If you really are looking to explore getting into shape with a purely plant based diet, you can’t go wrong by checking out Brendan Brazier. His books, lectures and wildly popular food supplements are the cutting edge of vegan fitness.
So, in honor of the Olympians, cook up some quinoa and lentils, or have some beans on toast. A green smoothie with spinach and fruit is a great idea, too. If only my green smoothies gave me abs like Natalie Coughlin.

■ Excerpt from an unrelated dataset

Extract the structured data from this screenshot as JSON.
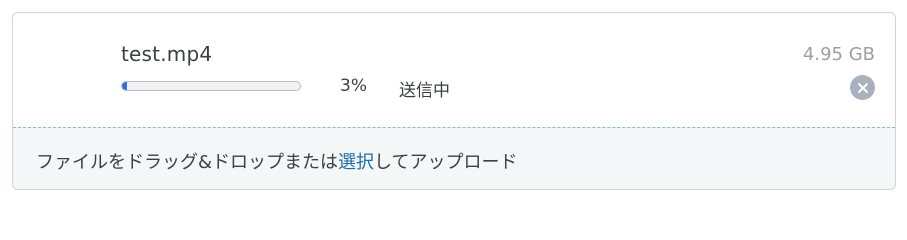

Curried Lentil Stew over Quinoa (Or Toast)
1 tablespoon oil
1 medium onion, chopped
2 tablespoons fresh ginger
1 medium jalapeno, chopped
1 teaspoon ground cumin
1 tablespoon curry powder
1 small cauliflower
2 medium carrot, chopped
1 cup lentils, rinsed
4 cups water
salt, to taste
1 1/2 cups quinoa
2 1/2 cups water
OR Whole Wheat Toast
In a soup pot, heat oil and add onion, ginger and jalapeno. Saute,stirring, over medium high heat for 5 minutes. Add cumin and curry powder and stir for 1 minute before adding cauliflower and carrot stir to coat with flavors. Add lentils and water and bring to a boil. Reduce heat to low and cover tightly. Simmer for 30 minutes, checking and stirring halfway. When lentils are falling apart, take off heat, salt and adjust seasonings to taste. If a smoother texture is desired, puree.
In a medium pot, bring the water to a boil and add the quinoa and a pinch of salt. Return to the boil and cover, lower heat to the lowest setting and simmer for 14 minutes. When all the water is absorbed, take off the heat and let stand for five minutes.
Serve the lentils over the quinoa or toast, and feel your body soak up protein.